Ich bin ein Krisengewinnler – aber ohne Erfolg

Der Poller-Kolumnist häuft Werte an, die er am Schluss versemmelt. Leider nicht zum ersten Mal.

Sammeln Sie im Supermarkt diese Punkte? Die Trophäen, die man in Pfannen, Sporttaschen oder Vorratsdosen eintauschen kann? Wobei ein volles Sammelheft nicht genügt. Man muss draufzahlen. Der Betrag entspricht etwa dem realen Wert der Dinge, die regulär angeblich viel teurer wären. Für eine bestimmte Einkaufssumme bekam man einen Punkt.

Die Punkte waren bis anhin ein knappes Gut. Oft sagte ich nach dem Bezahlen: «Hm, könnte ich bitte die Punkte kriegen?» Die Kassiererin tat so, als habe ihr die Prädemenz einen Streich gespielt, dabei wollte sie keine herausrücken. Vielleicht hatte das Personal gar die Weisung erhalten, sie nur auf ausdrücklichen Wunsch abzugeben.

Es kam zu frustrierenden Szenen. Da verkündete die Kundin vor mir, sie verzichte – trotz üppigem Einkauf – darauf. Wenn ich dran war, fragte ich, ob ich deren Punkte dazubekomme. Nix da. «Da hätten Sie die Kundin fragen müssen, einfach so kann ich sie nicht geben.» Doch diese war schon weg.

Jetzt ist alles anders. Wenn ich am Self-Checkout bezahle, kommt ein Zettelchen heraus, auf dem die Punktzahl vermerkt ist, zum Beispiel «1». Ich gehe zur Verkäuferin, die die Rolle mit den Prämienklebern hütet.
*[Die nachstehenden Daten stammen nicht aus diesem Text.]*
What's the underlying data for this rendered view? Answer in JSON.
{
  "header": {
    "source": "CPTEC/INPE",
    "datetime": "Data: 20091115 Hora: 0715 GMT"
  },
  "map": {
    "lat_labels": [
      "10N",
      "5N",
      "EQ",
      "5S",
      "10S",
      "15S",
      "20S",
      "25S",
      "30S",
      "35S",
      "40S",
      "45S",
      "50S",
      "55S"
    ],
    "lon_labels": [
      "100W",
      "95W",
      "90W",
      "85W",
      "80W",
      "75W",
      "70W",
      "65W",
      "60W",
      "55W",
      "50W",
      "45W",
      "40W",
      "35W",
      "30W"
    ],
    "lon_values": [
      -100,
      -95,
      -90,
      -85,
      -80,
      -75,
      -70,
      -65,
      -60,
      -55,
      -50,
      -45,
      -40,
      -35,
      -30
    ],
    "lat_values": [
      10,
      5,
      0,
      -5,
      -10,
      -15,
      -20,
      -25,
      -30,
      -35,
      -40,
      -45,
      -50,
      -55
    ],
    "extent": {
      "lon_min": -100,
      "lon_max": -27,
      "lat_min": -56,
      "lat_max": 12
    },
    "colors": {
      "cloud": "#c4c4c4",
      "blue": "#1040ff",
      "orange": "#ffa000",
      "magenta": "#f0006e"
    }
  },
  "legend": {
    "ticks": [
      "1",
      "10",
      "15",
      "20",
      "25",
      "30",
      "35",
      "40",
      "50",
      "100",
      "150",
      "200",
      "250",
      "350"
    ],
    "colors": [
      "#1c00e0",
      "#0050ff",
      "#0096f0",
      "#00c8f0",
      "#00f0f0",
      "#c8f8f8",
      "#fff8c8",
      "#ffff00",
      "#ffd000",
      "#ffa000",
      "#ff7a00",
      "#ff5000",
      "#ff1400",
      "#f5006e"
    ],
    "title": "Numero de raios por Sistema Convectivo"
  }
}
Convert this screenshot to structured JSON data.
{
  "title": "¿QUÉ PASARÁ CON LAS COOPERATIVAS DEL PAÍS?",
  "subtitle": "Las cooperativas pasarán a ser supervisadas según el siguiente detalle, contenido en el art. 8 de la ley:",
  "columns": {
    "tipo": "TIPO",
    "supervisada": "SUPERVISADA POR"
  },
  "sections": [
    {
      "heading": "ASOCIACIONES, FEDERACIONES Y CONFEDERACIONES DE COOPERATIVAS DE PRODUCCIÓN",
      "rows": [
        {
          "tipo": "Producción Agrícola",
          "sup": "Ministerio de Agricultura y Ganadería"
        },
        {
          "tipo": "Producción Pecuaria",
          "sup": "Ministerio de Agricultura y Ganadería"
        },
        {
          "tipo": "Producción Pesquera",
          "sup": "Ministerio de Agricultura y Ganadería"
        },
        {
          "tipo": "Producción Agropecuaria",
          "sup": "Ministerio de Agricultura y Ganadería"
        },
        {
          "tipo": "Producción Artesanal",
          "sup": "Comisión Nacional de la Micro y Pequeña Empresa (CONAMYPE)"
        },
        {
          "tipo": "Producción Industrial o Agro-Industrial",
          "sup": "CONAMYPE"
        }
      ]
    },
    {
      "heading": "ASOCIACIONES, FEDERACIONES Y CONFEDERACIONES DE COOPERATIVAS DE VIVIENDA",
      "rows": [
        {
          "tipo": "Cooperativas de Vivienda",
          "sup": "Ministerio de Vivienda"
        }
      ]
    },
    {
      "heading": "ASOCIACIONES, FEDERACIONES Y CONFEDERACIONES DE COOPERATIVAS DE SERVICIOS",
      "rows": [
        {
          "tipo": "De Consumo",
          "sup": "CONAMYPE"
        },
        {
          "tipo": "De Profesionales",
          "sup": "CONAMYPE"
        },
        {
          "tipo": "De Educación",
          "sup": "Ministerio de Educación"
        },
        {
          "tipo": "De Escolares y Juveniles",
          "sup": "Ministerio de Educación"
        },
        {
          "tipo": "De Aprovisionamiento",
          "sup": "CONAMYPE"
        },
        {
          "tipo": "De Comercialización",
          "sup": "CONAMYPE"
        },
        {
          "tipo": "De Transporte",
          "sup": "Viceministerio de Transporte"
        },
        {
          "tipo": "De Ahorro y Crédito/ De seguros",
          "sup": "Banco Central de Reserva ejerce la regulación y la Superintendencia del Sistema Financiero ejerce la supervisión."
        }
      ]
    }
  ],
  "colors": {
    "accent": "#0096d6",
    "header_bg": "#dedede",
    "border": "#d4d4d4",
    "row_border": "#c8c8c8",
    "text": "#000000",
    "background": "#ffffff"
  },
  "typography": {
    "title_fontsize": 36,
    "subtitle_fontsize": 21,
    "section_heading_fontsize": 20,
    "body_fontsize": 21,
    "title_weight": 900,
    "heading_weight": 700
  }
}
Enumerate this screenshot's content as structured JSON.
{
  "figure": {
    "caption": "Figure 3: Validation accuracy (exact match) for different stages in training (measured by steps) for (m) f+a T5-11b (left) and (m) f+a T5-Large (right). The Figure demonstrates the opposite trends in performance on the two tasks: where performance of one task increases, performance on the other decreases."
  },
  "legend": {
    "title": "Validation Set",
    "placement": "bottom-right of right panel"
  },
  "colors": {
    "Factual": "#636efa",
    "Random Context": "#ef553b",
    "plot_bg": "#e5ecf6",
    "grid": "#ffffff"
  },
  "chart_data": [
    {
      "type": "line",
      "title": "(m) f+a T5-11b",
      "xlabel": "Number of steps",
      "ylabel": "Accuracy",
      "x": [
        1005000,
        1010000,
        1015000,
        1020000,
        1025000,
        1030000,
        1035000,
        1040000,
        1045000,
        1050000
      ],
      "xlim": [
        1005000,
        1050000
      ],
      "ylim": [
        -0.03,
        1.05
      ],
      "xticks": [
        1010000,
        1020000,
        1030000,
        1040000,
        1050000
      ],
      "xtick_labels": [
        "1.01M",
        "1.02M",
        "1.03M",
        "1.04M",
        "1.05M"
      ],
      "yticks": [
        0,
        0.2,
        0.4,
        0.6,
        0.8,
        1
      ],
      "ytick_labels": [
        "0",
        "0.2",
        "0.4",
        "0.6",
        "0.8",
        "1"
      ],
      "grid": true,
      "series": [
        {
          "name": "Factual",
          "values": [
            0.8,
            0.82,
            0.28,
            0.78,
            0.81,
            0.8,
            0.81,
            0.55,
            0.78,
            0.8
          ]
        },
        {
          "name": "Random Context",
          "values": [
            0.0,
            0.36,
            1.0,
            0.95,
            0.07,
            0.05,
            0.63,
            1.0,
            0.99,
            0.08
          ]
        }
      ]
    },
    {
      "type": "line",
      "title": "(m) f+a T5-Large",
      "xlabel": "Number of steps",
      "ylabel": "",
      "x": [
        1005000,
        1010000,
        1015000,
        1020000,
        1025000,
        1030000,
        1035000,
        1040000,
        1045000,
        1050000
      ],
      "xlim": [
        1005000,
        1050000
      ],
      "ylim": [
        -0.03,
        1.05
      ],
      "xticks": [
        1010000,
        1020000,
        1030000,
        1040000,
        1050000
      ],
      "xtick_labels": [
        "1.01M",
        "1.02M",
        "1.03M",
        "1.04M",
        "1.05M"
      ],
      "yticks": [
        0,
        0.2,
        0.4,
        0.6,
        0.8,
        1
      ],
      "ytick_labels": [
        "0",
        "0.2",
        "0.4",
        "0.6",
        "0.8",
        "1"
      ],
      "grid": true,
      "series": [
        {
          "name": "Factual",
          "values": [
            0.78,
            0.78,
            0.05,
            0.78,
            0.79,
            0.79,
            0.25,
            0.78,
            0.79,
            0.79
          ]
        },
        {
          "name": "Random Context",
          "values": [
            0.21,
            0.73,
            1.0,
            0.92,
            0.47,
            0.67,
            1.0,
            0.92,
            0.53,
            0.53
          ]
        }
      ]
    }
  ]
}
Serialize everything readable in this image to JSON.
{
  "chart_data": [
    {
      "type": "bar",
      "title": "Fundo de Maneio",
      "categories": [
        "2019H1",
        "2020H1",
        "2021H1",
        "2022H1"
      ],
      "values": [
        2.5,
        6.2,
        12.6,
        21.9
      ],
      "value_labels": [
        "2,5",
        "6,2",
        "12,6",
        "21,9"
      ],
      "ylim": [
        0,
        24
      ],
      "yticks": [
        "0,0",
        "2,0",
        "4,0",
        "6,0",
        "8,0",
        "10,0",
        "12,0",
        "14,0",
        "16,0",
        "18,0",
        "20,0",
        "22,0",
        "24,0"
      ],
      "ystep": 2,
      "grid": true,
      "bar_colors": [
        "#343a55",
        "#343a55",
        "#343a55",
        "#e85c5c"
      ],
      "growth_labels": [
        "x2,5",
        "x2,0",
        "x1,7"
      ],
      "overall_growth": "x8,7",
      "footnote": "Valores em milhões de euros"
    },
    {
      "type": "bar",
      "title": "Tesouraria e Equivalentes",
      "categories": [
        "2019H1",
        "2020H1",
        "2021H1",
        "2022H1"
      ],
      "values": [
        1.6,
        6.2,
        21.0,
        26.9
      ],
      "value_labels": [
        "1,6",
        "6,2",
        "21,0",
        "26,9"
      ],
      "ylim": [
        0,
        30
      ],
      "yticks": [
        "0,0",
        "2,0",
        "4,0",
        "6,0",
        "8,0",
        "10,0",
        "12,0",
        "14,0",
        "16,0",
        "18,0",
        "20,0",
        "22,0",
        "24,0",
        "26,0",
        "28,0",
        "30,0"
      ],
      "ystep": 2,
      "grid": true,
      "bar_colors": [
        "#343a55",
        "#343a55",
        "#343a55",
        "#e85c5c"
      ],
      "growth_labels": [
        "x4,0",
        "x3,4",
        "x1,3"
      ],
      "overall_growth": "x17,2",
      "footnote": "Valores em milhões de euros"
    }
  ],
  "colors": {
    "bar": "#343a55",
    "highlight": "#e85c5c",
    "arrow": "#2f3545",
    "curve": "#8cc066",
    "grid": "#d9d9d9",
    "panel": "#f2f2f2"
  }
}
Sie kontrolliert den Zettel, zieht mit ihrer gummibehandschuhten Hand an der Rolle – und überlässt mir fünf Punkte, um möglichst wenig «figureteln» zu müssen.

Was lernen wir daraus? Erstens: Auch in der Corona-Krise, in der angeblich die Nächstenliebe um sich greift, verzichtet der Mensch (ich) auf nichts, was ihm zusteht. Zweitens: Die geheimnisvolle Vermehrung der Punkte ist ein Vorgeschmack auf die Inflation, die einsetzen wird, wenn die milliardenschweren Rettungspakete zugestellt sind, die derzeit umherfliegen wie Weihnachtspäckli im Postverteilzentrum.

Machen mich die zusätzlich Punkte glücklich? Nein. Sie verschwinden wie meistens in meiner Schublade und kommen erst wieder hervor, wenn sie ungültig sind. Oder ich klebe das Sammelheft zwar voll, löse es aber nie ein. Und wenn ich eins abgebe, ist die Wunschprämie vergriffen. Über die anderen Prämien heisst es zu Hause: «Brauchen wir nicht, haben wir schon, ist unpraktisch.» Früher konnte man Punkte in Swiss-Meilen umtauschen, natürlich mit Draufzahlen. Jetzt nicht mehr. Greta hats verboten. Und die Swiss-Flotte steht in Jordanien auf einem Parkplatz.

Der «Bund»-Redaktor hält das Punkte-Einkleben per se für wertvoll, denn es fördert die Feinmotorik der Hand.